URBACH: So beliebt war sie nicht immer, in den Siebzigerjahren etwa befand sich die britische Gesellschaft im Umbruch, und die Royal Family wirkte altbacken. In den Neunzigern gab es dann die endlosen Scheidungskriege. Aber inzwischen sind die Royals eine Art Hollywood-Ersatz, sie sind Stars – und ein Trost. Man schaut sie an und denkt: Ach ja, die Queen ist immer da, auch jedes Weihnachten, das ist irgendwie schön. Sicher spielt auch eine Rolle, dass sie sozusagen über der Politik schwebt.
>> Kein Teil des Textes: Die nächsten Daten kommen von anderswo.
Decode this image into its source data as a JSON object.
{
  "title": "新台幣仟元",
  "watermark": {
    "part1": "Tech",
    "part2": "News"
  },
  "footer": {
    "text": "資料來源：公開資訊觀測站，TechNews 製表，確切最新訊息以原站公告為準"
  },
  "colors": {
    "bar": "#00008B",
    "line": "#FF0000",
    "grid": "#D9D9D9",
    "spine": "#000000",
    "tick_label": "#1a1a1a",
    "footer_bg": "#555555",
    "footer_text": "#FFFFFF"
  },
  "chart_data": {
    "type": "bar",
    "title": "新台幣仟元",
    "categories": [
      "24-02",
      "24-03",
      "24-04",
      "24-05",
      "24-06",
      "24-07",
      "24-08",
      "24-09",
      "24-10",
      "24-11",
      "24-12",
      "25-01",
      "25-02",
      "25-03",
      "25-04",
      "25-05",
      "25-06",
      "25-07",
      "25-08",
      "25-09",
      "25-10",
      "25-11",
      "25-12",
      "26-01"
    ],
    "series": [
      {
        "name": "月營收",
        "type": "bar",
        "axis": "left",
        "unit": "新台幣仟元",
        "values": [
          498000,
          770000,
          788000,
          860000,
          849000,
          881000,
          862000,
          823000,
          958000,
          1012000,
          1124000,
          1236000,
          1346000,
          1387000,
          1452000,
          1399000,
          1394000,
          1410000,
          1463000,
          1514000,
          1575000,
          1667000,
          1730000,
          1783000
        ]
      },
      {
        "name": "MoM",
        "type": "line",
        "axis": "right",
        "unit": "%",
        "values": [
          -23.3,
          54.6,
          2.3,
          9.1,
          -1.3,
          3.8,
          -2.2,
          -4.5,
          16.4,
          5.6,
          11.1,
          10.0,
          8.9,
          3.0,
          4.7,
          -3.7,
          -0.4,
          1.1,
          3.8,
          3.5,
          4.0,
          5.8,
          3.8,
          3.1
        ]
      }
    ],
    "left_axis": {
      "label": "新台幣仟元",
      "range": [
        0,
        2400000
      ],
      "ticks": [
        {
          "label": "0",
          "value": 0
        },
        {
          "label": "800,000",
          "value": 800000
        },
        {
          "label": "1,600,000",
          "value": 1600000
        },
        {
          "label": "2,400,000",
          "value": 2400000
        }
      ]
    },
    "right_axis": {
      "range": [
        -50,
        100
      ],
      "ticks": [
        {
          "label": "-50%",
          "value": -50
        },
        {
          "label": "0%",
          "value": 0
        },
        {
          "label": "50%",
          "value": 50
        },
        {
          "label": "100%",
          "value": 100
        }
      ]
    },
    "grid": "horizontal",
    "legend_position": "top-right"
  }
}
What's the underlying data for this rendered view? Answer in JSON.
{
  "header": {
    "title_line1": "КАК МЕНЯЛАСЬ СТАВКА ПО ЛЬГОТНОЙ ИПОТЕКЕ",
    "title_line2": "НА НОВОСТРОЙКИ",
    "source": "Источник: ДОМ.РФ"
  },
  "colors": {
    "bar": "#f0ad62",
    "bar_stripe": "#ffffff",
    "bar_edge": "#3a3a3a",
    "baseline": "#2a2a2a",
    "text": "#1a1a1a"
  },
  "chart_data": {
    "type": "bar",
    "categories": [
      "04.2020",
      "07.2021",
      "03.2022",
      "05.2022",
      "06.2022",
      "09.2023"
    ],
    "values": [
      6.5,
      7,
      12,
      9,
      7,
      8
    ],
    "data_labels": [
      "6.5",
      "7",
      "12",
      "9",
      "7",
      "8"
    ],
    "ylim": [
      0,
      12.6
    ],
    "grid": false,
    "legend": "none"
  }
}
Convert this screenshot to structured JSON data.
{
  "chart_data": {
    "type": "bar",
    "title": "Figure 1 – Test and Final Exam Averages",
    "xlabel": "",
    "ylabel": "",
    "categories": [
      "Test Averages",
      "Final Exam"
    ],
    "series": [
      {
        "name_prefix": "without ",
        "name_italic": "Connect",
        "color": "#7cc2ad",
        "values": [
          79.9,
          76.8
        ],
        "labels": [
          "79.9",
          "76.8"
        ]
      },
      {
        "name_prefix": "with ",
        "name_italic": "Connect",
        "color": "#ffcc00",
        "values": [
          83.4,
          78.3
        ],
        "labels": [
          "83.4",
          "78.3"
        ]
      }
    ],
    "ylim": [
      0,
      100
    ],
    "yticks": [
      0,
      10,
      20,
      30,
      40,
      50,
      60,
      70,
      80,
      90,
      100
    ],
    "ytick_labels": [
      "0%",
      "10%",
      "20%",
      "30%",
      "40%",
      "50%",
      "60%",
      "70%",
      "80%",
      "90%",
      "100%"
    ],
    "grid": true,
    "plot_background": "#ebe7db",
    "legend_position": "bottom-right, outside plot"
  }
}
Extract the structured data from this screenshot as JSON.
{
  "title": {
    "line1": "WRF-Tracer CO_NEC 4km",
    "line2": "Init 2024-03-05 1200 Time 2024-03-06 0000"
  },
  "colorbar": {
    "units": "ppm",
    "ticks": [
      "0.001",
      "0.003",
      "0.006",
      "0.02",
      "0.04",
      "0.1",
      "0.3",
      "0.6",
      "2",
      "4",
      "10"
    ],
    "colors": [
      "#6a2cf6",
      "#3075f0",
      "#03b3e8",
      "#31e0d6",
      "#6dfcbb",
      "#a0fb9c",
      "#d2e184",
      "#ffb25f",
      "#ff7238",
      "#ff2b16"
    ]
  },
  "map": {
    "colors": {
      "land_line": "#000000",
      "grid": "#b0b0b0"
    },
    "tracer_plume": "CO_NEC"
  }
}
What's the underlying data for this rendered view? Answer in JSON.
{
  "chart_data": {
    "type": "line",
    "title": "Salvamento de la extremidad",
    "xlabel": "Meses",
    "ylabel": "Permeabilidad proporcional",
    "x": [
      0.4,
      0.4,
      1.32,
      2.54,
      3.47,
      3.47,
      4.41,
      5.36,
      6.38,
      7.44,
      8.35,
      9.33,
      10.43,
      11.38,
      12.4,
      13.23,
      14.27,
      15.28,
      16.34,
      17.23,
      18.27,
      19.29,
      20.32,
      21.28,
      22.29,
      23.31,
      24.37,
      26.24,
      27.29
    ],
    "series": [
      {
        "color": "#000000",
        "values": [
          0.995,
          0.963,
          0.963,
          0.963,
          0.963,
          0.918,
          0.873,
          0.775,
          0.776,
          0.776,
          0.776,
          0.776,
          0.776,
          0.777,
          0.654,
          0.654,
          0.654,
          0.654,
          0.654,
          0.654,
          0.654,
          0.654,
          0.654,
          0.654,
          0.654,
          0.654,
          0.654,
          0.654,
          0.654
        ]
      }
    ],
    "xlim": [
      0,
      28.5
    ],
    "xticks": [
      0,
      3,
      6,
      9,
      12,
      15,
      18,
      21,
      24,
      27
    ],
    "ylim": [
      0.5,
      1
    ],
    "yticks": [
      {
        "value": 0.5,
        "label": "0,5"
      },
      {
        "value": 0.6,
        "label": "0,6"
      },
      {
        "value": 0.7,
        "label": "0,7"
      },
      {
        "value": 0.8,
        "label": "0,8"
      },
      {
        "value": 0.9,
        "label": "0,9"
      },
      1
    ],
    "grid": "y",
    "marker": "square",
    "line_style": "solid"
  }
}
Die Wut über Entscheidungen der Regierung oder soziale Probleme trifft die Politiker, nicht sie. Winston Churchill hat das auf den Punkt gebracht: Wenn eine Schlacht verloren ist, macht man die Regierung verantwortlich; wird sie gewonnen, jubelt das Volk der Königin zu.
SPIEGEL: Wie viel Macht hat denn die Königin heute noch? Formal hat sie ja vor allem repräsentative Pflichten, allerdings trifft sie einmal pro Woche den Premierminister und muss »gehört« werden. Hat sie dadurch mehr Einfluss auf die aktuelle Politik als etwa der deutsche Bundespräsident?
URBACH: Das ist zu vermuten, aber wir wissen zu wenig. Bekannt ist, dass sie mehrmals nachfragt, wenn ihr etwas nicht gefällt: »Sind Sie sich sicher, wirklich sicher, dass Sie das so machen wollen?« Sie hat ja ein enormes Herrschaftswissen und Erfahrung, dank der zwölf Premierminister, die sie schon erlebt hat. Auch in der Zeitgeschichte liegt vieles im Dunkeln, was die Einflussnahme des Königshauses angeht, denn die Royal Archives sind für die Zeit nach 1918 für Historiker versperrt. Wir wissen bloß, dass wir nichts wissen über die politische Rolle der Royal Family. Es ist ein Skandal, dass wir keinen Zugang bekommen.
SPIEGEL: Was vermuten Sie dahinter?
URBACH: Sie wollen die Kontrolle über ihre Geschichte, die Deutungshoheit bei sich behalten, etwa über ihre Rolle in der Zwischenkriegszeit. Und ich glaube, dass die Royals sehr viel politischer waren und sind, als man denkt. Sie sagen, die Archive seien privat, aber die Queen ist doch nicht privat! Das Archiv wird auch durch Steuergelder finanziert.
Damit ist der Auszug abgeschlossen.